Aquel 20 de noviembre mi padre llegó como cada noche agotado, pero en su rostro se dibujaba una sonrisa inusual de felicidad tras la larga jornada de trabajo como camarero en el restaurante. Una sonrisa muy distinta se instaló en mi rostro cuando en el colegio, esa mañana, nos mandaron a casa porque el dictador había muerto. Yo tenía trece años y había escuchado a mis mayores, siempre, entre susurros, hablar del asesino de mi abuelo Antonio y carcelero de mi abuelo Manuel.

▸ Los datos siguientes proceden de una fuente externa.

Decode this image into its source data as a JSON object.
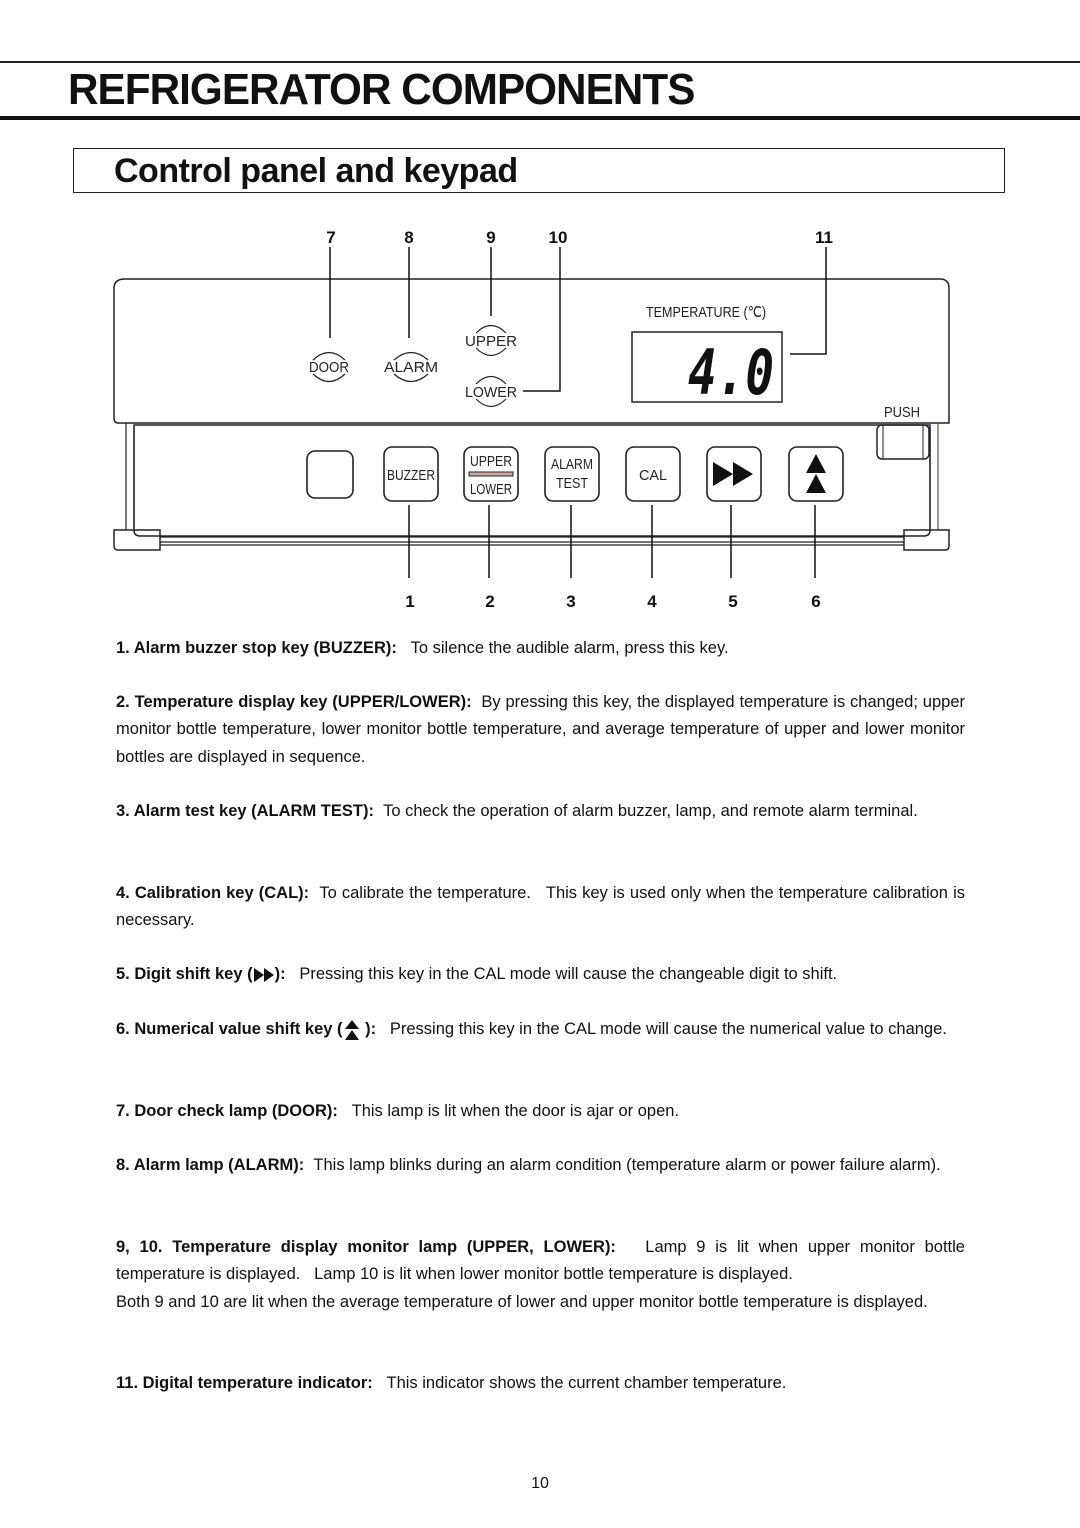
{
  "page": {
    "title": "REFRIGERATOR COMPONENTS",
    "section_title": "Control panel and keypad",
    "page_number": "10"
  },
  "diagram": {
    "top_callouts": [
      "7",
      "8",
      "9",
      "10",
      "11"
    ],
    "bottom_callouts": [
      "1",
      "2",
      "3",
      "4",
      "5",
      "6"
    ],
    "lamps": {
      "door": "DOOR",
      "alarm": "ALARM",
      "upper": "UPPER",
      "lower": "LOWER"
    },
    "display": {
      "label": "TEMPERATURE (℃)",
      "value": "4.0"
    },
    "push_label": "PUSH",
    "keys": {
      "buzzer": "BUZZER",
      "upper": "UPPER",
      "lower": "LOWER",
      "alarm": "ALARM",
      "test": "TEST",
      "cal": "CAL"
    }
  },
  "descriptions": [
    {
      "term": "1. Alarm buzzer stop key (BUZZER):",
      "text": "To silence the audible alarm, press this key."
    },
    {
      "term": "2. Temperature display key (UPPER/LOWER):",
      "text": "By pressing this key, the displayed temperature is changed; upper monitor bottle temperature, lower monitor bottle temperature, and average temperature of upper and lower monitor bottles are displayed in sequence."
    },
    {
      "term": "3. Alarm test key (ALARM TEST):",
      "text": "To check the operation of alarm buzzer, lamp, and remote alarm terminal."
    },
    {
      "term": "4. Calibration key (CAL):",
      "text": "To calibrate the temperature.   This key is used only when the temperature calibration is necessary."
    },
    {
      "term_prefix": "5. Digit shift key (",
      "term_suffix": "):",
      "icon": "double-right-triangle-icon",
      "text": "Pressing this key in the CAL mode will cause the changeable digit to shift."
    },
    {
      "term_prefix": "6. Numerical value shift key (",
      "term_suffix": " ):",
      "icon": "double-up-triangle-icon",
      "text": "Pressing this key in the CAL mode will cause the numerical value to change."
    },
    {
      "term": "7. Door check lamp (DOOR):",
      "text": "This lamp is lit when the door is ajar or open."
    },
    {
      "term": "8. Alarm lamp (ALARM):",
      "text": "This lamp blinks during an alarm condition (temperature alarm or power failure alarm)."
    },
    {
      "term": "9, 10. Temperature display monitor lamp (UPPER, LOWER):",
      "text": "Lamp 9 is lit when upper monitor bottle temperature is displayed.   Lamp 10 is lit when lower monitor bottle temperature is displayed.",
      "text2": "Both 9 and 10 are lit when the average temperature of lower and upper monitor bottle temperature is displayed."
    },
    {
      "term": "11. Digital temperature indicator:",
      "text": "This indicator shows the current chamber temperature."
    }
  ]
}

Mi padre borró su sonrisa cuando preguntó por mi hermano Pepito y mi madre le dijo que estaba en la calle con unos amigos. Mostró su disgusto, su miedo, y me pidió que me acercase a la casa de su amigo Mingorance para ver si estaba allí y le pidiera que volviera conmigo a casa inmediatamente.
Los meses que siguieron, los años, los recuerdo trepidados e ilusionantes a medida que iba tomando conciencia de la realidad social y política del país. Mi candidez de adolescente parecía ser común a la mayoría de las personas de mi barrio, de mi entorno, en la escuela, en el mercado, en la ciudad, en toda Andalucía, en España entera. Me fascinaban mi padre y sus camaradas, militantes comunistas y luchadores sindicalistas que forjaron en mí la ilusión de saber que estaba ante quienes harían del mundo, de mi mundo, un lugar decente en el que vivir.
Atrás quedaron aquellas largas noches en vela preparando pancartas pintadas a mano y produciendo banderitas verdiblancas con tiras de raso pegadas sobre cinta adhesiva de doble cara que luego lucirían en el pecho de los manifestantes aquellos primeros de mayo en los que parecía que juntos cambiaríamos el final del cuento con un empacho de perdices para todos. Han pasado cuarenta años, mi padre y sus camaradas ya no están, murieron todos sabiéndose traicionados «por los suyos». Y otro Borbón está al frente del Estado y el ejército.
Los asesinos se fueron de rositas y sus herederos siguen chuleando al pueblo con el permiso de la autoridad incompetente.
Andalucía sigue sumida en el desprecio de quienes la ordeñan y pretenden devolverla a la edad media. Hoy, de nuevo, quienes luchan por su dignidad y la de los suyos dan con sus huesos en la cárcel y son empobrecidos por las sanciones económicas que contribuyen al engorde de la nómina de corruptos que se frotan las patitas antes la posibilidad de que en un futuro no muy lejano puedan volver a tener derecho de pernada sobre «feministas rojas de mierda». Esas que se creen que van a arrebatarles sus privilegios.
Sobre esta realidad y en este tono es que escribiré en esta plaza si a alguien le interesa.
Soy un andaluz nacido en el exilio interior en los sesenta. Tienen claro que no consentirán que podamos, pero lo que no saben es que nunca dejaremos de intentarlo.